Los sentidos de Throe se despertaron rápidamente y espantaron el vacío de forma tan contundente como el amanecer ahuyenta las tinieblas. Pero tuvo cuidado de no cambiar el ritmo de la respiración ni moverse, pues el macho que hablaba no era uno de sus compañeros soldados.
Y tampoco lo era el dueño de la segunda voz.
—¿De qué estás hablando?
—Cuando me acerqué para apuñalarlo y enviarlo de regreso al Omega, vi que estaba como un colador y que tenía algunos disparos que solo podía haber recibido desde lo alto. Sé de lo que hablo, tenía el cráneo agujereado, al igual que los hombros, estaba como un colador.

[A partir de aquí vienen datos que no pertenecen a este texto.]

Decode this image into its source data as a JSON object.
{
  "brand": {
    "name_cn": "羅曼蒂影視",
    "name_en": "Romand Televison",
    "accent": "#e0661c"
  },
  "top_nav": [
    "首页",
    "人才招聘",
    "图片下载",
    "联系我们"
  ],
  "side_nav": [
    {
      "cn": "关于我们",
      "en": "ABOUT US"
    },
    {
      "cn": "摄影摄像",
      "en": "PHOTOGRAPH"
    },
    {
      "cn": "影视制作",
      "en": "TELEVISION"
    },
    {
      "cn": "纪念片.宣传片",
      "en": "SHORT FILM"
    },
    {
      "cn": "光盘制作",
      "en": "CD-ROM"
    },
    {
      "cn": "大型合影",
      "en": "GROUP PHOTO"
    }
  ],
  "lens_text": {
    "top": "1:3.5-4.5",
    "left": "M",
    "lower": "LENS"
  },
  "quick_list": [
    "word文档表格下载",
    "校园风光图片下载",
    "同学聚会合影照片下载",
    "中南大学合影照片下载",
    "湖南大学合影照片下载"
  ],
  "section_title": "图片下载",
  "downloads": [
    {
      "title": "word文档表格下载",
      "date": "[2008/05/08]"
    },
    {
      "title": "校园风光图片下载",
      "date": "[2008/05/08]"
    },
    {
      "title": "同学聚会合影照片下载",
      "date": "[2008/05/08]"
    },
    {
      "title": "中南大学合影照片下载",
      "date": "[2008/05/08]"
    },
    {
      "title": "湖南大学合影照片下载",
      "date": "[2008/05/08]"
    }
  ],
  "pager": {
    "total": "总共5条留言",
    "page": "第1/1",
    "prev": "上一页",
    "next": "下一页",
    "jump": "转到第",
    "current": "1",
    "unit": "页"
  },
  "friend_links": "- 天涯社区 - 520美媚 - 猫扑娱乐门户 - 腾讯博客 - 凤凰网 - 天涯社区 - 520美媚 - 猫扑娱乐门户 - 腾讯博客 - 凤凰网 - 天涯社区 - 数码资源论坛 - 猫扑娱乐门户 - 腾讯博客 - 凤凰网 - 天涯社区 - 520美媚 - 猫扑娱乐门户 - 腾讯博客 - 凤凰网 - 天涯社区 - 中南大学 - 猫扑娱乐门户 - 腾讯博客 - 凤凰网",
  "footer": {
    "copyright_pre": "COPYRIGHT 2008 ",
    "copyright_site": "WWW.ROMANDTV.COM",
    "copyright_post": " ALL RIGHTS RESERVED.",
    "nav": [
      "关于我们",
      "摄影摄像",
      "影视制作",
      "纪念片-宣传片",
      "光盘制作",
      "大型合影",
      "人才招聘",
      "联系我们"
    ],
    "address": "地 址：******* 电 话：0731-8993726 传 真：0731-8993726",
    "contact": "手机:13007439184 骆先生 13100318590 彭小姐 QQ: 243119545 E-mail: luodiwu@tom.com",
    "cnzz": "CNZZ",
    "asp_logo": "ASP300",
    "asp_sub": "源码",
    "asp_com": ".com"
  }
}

—¿Y ninguno de nuestros chicos se encontraba arriba?
—No, que yo sepa.
Intervino una tercera voz.
—Todos estábamos abajo, en el suelo.
—Pues entonces lo mató un desconocido. Tohr le metió un poco de plomo en el cuerpo, claro, pero eso no fue lo decisivo…
—Silencio. Nuestro huésped se está despertando.
Sin poder fingir más, Throe había abierto los ojos. No, aquello no era el Dhund, pero se le parecía: la Hermandad de la Daga Negra se encontraba allí, en pleno, alrededor de él, y todos los machos lo miraban con odio. Y eso no era todo. También había otras personas, soldados, obviamente… Y aquella hembra, la que había matado al Sanguinario.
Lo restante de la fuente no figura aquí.